Between 1998 and 2000, Nunnally spent much of his time within the New York Mets organization, including extended periods at the Triple-A level, while continuing to move between the major and minor leagues. His offensive production during these seasons kept him in consistent consideration for major-league call-ups. During the 2000 season, he received national attention during New York Mets spring training, with media coverage highlighting his hitting performance and potential role on the major-league roster.

Throughout his Major League tenure, Nunnally experienced frequent roster movement, including late-season transactions and assignments, reflecting common roster management practices of the era.

In 2005, Nunnally received a 15-game suspension following a positive test for furosemide, a prescription diuretic that he had been medically prescribed; the test was administered prior to his assignment to the Indianapolis Indians, though the results were reported while he was playing for the club. He later returned following the suspension and continued his career in the minor leagues.

=== Minor League career ===

Across his minor-league career, which extended through 2005, Nunnally played primarily at the Double-A and Triple-A levels within the Cleveland Indians, Kansas City Royals, Cincinnati Reds, New York Mets, and Pittsburgh Pirates organizations. At the upper levels of the minor leagues, he was regularly utilized in everyday roles and remained in frequent consideration for major-league call-ups.

Over the course of his minor-league career, Nunnally appeared in more than 1,300 games and recorded over 200 home runs, totals that substantially exceeded his Major League Baseball power output and reflected his sustained run production and middle-of-the-order usage at the highest levels of the minor leagues.

=== International career ===

In addition to his Major League and minor league career, Nunnally played professionally in international leagues, including stints in Japan and Latin America. His international experience extended his playing career and allowed him to compete in different professional baseball environments, where veteran hitters are often relied upon for offensive production and leadership.

==Coaching career==
Following his professional playing career, Nunnally transitioned into coaching and player development roles within professional baseball organizations. During the early stages of his coaching career, he worked at both the Major League and minor league levels with several organizations, including the Los Angeles Angels, Cleveland Indians, Toronto Blue Jays, and Boston Red Sox.

His coaching philosophy was shaped by the veteran players and coaches he worked alongside throughout his professional career, with an emphasis on preparation, offensive approach, and in-game adjustment.

While with the Los Angeles Angels, Nunnally worked in a roving instructional role focused on outfield play and baserunning, operating across multiple levels of the organization to support player development and on-field instruction.

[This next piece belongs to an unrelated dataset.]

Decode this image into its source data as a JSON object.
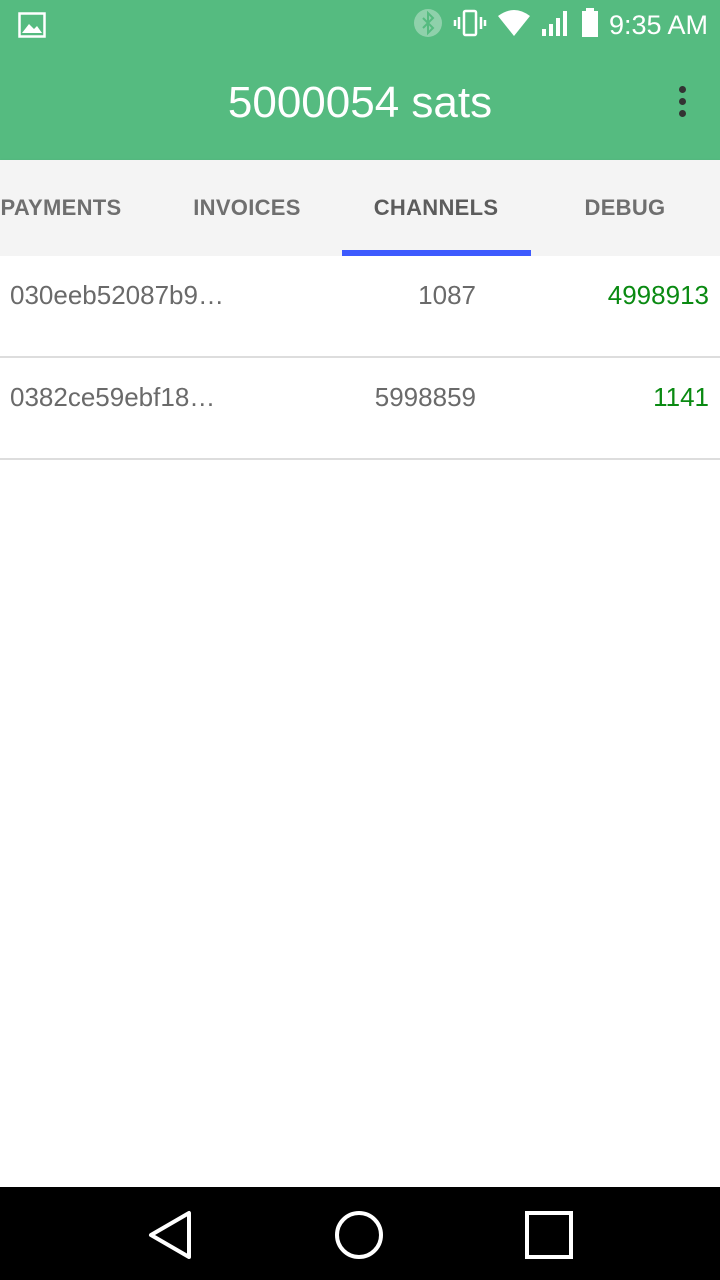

With the Cleveland Indians, Nunnally worked as a Major League hitting coach, contributing to offensive preparation and in-game hitting instruction at the major-league level.

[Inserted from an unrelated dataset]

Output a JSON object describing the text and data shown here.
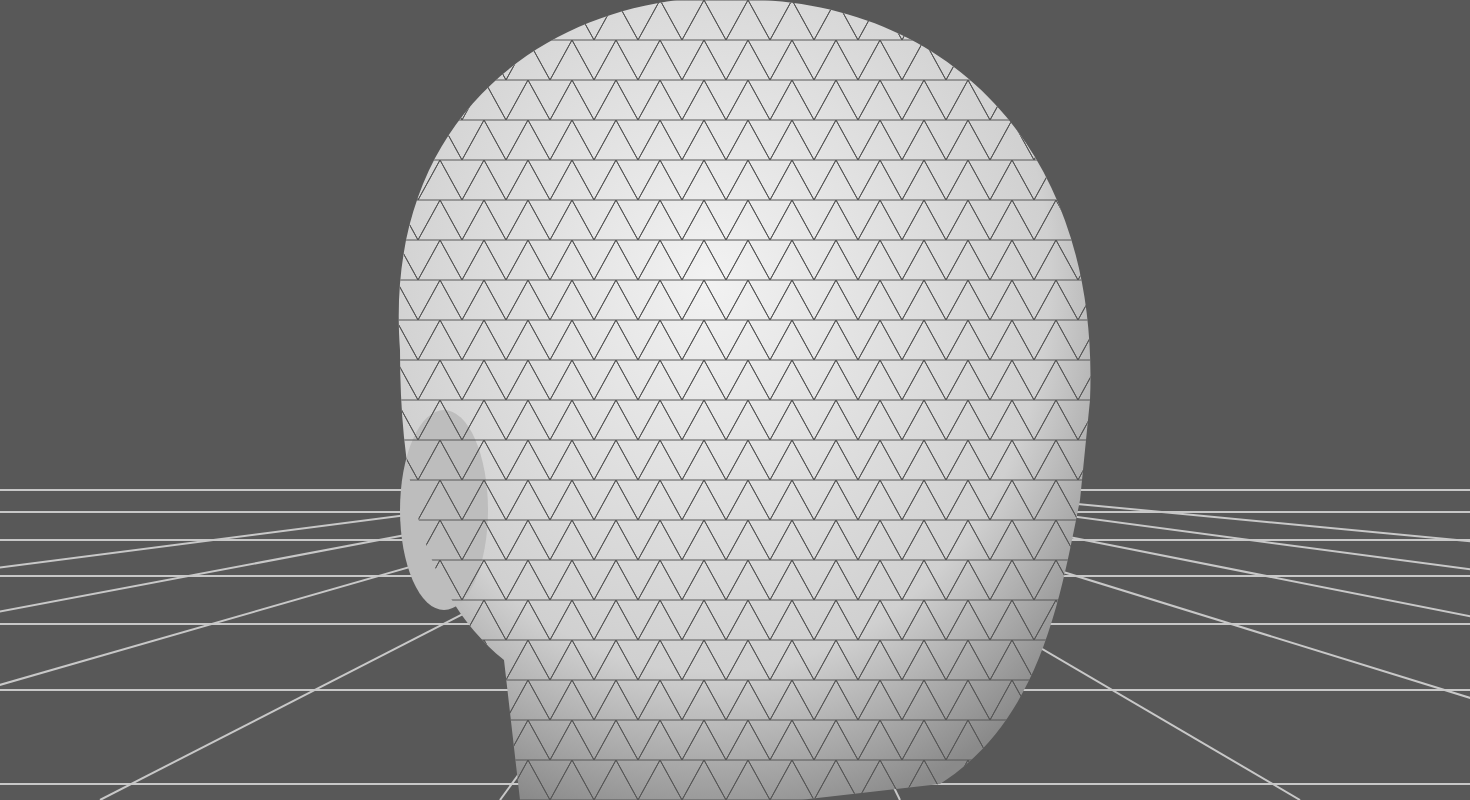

He later held coaching and instructional roles within the Toronto Blue Jays and Boston Red Sox organizations, working in player development capacities that emphasized hitter preparation and offensive instruction at the professional level.

In 2019, Nunnally joined the Pittsburgh Pirates organization in player development roles at the upper levels of the minor leagues. He worked as the hitting coach for the Altoona Curve, the Pirates’ Double-A affiliate, during the 2020 season. In 2021, he moved to the Indianapolis Indians, the Pirates’ Triple-A affiliate, where he continued as hitting coach. Nunnally returned to Altoona in 2022 and remained with the Curve as hitting coach through the 2023 season, also contributing to outfield instruction during his tenure.

During his time with the Pirates organization, Nunnally was referenced in media coverage discussing offensive instruction and player development involving professional players at both the minor-league and major-league levels.

In 2025, Nunnally managed the West Virginia Black Bears of the MLB Draft League. The Black Bears won the 2025 MLB Draft League championship, defeating the State College Spikes in the title game.